En esas andaba cuando recalé en Barcelona. Nada de
visados, nada de trabajo, eso sí, una actitud más
constructiva de los editores y agentes españoles frente
a mi incipiente obra y una propuesta de varios amigos para
que escribiera una novela juvenil. Como tengo familia y debía
ponerme en actitud práctica, la escribí. Mapaná,
se llama y la maleditó Planeta Colombia en febrero
del año 2000.
Como el mundo sigue su marcha así uno esté borracho,
para esa época ya tenía una oferta para publicar
engome y me había dado cuenta de que las estructuras
de las dos novelas se parecían demasiado. Quería
publicar engome, pero quería cambiarla un poco. Al
mismo tiempo había conseguido una chanfa escribiendo
reseñas en un periódico barcelonés y
leía bastante. Me encontré con Páginas
de vuelta de Santiago Gamboa, con Basura de Héctor
Abad y, con un descubrimiento majestuoso, Los detectives salvajes
de Roberto Bolaño.
Gracias a estas y algunas otras lecturas hallé una
formula para ampliar el universo de mi novela: hacer un poco
de metaliteratura y romper con unos esquemas narrativos que
ya empezaban a ahogarme. El resultado de estos juegos literarios
y de esos días febriles que siguen al enamoramiento
literario es La lectora. |
Sin embargo, no quería
caer en obras farragosas ni de carácter pretencioso o demasiado
intelectualoide. Me gusta el gran público, no sólo
por el dinero sino porque estoy absolutamente convencido de que
la literatura es una acto de comunicación y no un desfile
de vanidades enfermizas. Entonces dejé volar la imaginación,
escribí las historias desde diversos puntos de vista, parodié
a nuestro premio nóbel, hice relatos a punta de puro dialogo,
ensayé diversas voces narrativas, escribí cartas,
creé nuevos personajes, hice una introducción que
me ayudó a estructurar la novela y hasta escribí
una especie de epílogo, en fin... me fume verde la yerba
de la creación y obtuve un montón de material que
giraba alrededor de la obra original.
Con todo ese caos sobre la mesa, me destape una cerveza fría,
me puse una mascara de cirujano y me di a la tarea de armar un
libro que tuviera una cuantos juegos literarios pero que se dejara
leer como una sencilla novela de aventuras. No fue fácil,
en el camino tuve que rescribir bastante y, lo más doloroso,
desechar o dejar medio escritas historias que me gustaban mucho.

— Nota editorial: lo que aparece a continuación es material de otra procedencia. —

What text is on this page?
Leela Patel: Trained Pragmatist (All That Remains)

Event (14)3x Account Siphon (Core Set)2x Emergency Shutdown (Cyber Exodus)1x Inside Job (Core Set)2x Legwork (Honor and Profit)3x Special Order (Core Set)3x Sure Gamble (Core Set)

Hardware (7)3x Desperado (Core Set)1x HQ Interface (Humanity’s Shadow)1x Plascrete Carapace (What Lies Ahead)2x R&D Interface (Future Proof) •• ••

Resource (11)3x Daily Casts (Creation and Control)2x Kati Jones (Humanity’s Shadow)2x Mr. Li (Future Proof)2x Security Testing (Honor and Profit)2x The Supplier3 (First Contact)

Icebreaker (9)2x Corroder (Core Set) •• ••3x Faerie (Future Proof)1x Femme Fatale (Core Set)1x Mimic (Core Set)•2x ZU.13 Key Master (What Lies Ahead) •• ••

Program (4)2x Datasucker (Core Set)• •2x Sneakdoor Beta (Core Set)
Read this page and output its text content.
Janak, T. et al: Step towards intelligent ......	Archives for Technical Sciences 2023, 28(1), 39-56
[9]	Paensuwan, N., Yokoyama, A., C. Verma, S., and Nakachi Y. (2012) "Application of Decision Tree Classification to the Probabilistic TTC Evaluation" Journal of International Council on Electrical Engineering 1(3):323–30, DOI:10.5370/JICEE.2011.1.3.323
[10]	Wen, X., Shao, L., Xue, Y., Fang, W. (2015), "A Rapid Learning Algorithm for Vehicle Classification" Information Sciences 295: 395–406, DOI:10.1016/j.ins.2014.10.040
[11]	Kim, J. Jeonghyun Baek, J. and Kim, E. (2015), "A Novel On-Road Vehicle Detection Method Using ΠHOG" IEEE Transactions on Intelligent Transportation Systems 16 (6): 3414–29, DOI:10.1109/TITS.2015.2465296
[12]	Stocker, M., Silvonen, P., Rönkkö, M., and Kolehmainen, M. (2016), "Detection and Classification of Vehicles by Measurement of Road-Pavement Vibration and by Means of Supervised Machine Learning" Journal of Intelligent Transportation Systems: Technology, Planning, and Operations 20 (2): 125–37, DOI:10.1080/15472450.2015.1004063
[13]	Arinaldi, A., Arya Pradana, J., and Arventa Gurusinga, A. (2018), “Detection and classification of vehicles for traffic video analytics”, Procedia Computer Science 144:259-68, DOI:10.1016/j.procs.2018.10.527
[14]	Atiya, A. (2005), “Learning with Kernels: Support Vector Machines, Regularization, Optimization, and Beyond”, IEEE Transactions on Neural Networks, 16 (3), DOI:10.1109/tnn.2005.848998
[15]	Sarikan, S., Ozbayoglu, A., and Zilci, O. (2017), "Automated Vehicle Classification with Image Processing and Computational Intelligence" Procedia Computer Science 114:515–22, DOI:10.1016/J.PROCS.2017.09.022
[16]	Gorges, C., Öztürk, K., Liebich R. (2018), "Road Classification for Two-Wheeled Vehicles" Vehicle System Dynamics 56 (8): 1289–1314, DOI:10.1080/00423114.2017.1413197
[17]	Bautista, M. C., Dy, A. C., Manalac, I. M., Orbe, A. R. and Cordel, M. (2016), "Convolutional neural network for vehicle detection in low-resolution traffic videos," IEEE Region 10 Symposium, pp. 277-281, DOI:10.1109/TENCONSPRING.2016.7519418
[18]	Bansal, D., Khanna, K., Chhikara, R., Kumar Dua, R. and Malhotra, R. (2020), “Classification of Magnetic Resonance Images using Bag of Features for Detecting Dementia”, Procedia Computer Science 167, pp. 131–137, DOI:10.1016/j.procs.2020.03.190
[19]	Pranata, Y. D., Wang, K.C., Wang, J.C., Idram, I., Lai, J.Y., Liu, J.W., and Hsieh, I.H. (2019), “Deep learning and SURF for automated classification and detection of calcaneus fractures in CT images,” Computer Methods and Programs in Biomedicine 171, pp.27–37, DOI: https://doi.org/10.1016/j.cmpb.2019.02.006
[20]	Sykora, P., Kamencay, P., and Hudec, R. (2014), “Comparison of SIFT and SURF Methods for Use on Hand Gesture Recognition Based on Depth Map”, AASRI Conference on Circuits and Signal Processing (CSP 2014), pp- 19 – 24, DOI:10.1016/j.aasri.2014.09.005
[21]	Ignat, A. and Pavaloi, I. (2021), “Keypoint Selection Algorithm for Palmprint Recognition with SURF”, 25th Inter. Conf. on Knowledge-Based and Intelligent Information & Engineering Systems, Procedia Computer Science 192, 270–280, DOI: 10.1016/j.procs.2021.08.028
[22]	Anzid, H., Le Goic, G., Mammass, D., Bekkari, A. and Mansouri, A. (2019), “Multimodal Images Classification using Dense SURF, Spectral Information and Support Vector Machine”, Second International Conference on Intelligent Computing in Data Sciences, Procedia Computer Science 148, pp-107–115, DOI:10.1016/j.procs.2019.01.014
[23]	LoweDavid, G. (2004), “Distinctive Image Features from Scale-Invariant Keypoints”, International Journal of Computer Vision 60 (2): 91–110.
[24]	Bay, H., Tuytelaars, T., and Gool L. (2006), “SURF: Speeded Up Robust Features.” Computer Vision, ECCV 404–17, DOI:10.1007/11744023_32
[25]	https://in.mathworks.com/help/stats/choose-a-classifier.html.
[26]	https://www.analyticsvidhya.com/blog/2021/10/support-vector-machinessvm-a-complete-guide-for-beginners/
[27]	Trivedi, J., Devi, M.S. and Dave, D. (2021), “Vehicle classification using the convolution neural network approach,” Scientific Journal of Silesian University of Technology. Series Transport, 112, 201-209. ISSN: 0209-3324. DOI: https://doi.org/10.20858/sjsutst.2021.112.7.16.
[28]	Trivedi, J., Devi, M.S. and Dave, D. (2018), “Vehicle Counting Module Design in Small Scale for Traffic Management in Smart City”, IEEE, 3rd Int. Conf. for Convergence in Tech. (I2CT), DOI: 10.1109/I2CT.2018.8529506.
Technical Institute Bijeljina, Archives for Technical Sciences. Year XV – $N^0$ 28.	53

Pero que le iba a hacer, uno no puede acostarse con todas las
mujeres que le gustan, no puede leerse todos los libros que le
recomiendan y, además, si uno dice que cree en algo, ya
no le queda más remedio que sostener lo dicho así
le duela el alma y le tiemblen las pelotas. Total, mucho trabajo
desechado, mucha mutilación verbal y mucha sangre derramada
sobre las hojas blancas.
Debo anotar que en el proceso
también colaboraron varios amigos, que estuve atento
a observaciones de algunos lectores neófitos y que
fue de gran ayuda un hombre joven, bien educado, bien peluquiado
y bien casado, al que no le faltó arrojó para
apoyarme en los momentos duros y al que puedo llamar con afecto
(no siempre, no se debe exagerar): mi editor.
Esa es en pocas palabras, una descripción del proceso.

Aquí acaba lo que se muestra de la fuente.